What are some common challenges in using Polybrene and how can they be addressed?

One common challenge in using Polybrene is ensuring optimal dosage and incubation time, as these can vary depending on the cell type and experimental conditions. Researchers can use PubCompare.ai to quickly compare protocols from published literature, preprints, and patents to identify the most reliable and optimized Polybrene usage parameters for their specific needs. This can help enhance the reproducibility and accuracy of their experiments.

Are there different variations or types of Polybrene, and how do they differ?

Yes, there are different variations of Polybrene available, such as low molecular weight and high molecular weight forms. The molecular weight can impact the transfection efficiency and cytotoxicity, so researchers should carefully consider the appropriate Polybrene type for their cell line and application. PubCompare.ai can assist in comparing the performance of different Polybrene variations to help researchers select the best option.

What are some specific applications of Polybrene in cell biology research?

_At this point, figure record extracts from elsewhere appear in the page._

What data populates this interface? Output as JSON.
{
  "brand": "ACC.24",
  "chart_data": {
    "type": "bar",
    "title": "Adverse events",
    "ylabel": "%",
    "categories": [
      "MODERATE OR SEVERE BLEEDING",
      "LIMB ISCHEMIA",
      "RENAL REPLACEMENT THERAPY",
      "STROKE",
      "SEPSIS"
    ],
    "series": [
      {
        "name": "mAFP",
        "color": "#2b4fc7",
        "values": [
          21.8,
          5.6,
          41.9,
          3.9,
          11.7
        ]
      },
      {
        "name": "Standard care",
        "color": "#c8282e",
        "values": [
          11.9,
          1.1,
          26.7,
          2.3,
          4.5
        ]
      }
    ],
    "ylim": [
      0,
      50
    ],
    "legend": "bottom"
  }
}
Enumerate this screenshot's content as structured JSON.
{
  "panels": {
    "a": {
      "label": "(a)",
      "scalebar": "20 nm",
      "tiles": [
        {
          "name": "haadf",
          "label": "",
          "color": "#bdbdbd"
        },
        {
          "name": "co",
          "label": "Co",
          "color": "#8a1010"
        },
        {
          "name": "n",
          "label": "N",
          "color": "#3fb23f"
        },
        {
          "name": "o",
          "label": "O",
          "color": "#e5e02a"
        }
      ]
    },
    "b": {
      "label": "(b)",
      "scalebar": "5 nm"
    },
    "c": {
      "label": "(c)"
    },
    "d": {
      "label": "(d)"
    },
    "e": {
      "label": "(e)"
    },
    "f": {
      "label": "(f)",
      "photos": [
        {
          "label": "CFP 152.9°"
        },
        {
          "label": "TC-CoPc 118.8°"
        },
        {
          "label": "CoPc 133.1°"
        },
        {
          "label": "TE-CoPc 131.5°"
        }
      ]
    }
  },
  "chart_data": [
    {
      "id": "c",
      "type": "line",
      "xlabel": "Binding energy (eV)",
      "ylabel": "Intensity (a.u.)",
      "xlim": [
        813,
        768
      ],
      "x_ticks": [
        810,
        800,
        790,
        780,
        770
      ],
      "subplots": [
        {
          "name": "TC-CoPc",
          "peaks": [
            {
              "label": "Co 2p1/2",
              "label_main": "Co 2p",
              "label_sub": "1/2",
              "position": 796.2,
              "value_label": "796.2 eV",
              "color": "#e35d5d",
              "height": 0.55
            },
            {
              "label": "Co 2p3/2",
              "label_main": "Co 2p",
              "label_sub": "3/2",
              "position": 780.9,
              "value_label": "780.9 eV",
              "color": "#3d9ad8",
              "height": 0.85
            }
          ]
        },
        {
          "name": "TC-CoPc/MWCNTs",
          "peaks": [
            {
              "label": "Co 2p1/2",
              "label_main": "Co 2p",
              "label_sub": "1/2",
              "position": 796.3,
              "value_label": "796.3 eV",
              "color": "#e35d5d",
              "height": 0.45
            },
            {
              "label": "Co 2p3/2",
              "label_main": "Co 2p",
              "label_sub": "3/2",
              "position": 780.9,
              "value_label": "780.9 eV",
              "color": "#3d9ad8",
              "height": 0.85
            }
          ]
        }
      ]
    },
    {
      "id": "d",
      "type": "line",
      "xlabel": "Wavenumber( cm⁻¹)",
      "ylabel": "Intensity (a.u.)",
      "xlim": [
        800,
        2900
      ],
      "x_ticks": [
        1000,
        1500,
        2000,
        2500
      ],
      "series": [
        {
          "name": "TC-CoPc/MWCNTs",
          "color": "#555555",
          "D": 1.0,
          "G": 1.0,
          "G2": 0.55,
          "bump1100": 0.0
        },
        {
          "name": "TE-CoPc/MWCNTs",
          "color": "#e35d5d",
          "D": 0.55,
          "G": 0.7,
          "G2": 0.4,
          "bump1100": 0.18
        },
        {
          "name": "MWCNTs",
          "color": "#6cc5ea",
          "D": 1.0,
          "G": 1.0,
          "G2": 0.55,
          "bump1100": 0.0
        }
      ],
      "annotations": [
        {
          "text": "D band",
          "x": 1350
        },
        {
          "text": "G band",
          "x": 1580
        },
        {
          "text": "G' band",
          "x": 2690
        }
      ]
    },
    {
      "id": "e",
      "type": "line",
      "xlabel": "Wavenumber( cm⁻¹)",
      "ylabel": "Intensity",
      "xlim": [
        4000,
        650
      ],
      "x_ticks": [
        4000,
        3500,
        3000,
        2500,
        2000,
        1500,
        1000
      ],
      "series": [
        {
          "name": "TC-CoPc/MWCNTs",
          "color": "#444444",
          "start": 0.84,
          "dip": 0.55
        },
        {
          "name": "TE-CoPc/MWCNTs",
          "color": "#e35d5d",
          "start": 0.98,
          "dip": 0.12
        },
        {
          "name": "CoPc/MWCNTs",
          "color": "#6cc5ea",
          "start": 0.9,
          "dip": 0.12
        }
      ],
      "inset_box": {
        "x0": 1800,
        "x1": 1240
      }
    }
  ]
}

Polybrene is widely used in a variety of cell biology applications, such as lentiviral transduction, retroviral transduction, and gene delivery experiments. It is particularly useful for introducing genetic material into hard-to-transfect cell types, such as primary cells and stem cells. Researchers can leverage PubCompare.ai to identify the most effective Polybrene protocols for their specific cell lines and applications, ensuring optimal results.

More about "Polybrene"

Polybrene, also known as hexadimethrine bromide, is a cationic polymer that enhances the efficiency of virus-mediated gene delivery.
It works by neutralizing the negative charge on cell membranes, allowing for improved uptake of viral particles.
Polybrene is widely used in cell biology research, particularly in molecular biology and virology, to facilitate the introduction of genetic material into target cells.
Researchers often combine Polybrene with other transfection agents like Lipofectamine 2000, Puromycin, PsPAX2, and PMD2.G to optimize their experiments.
Lipofectamine 3000 is another popular transfection reagent that can be used in conjunction with Polybrene.
Additionally, the addition of Fetal Bovine Serum (FBS) and the use of Lenti-X concentrator can further improve the efficiency of Polybrene-based gene delivery.
PubCompare.ai's AI-powered platform can help researchers quickly identify the most reliable and optimized protocols from published literature, preprints, and patents.
This enables them to enhance the reproducibility and accuracy of their Polybrene-based experiments, leading to more robust and reliable results.
By leveraging the insights and tools provided by PubCompare.ai, researchers can streamline their workflow and optimize their use of Polybrene, ultimately advancing their scientific discoveries.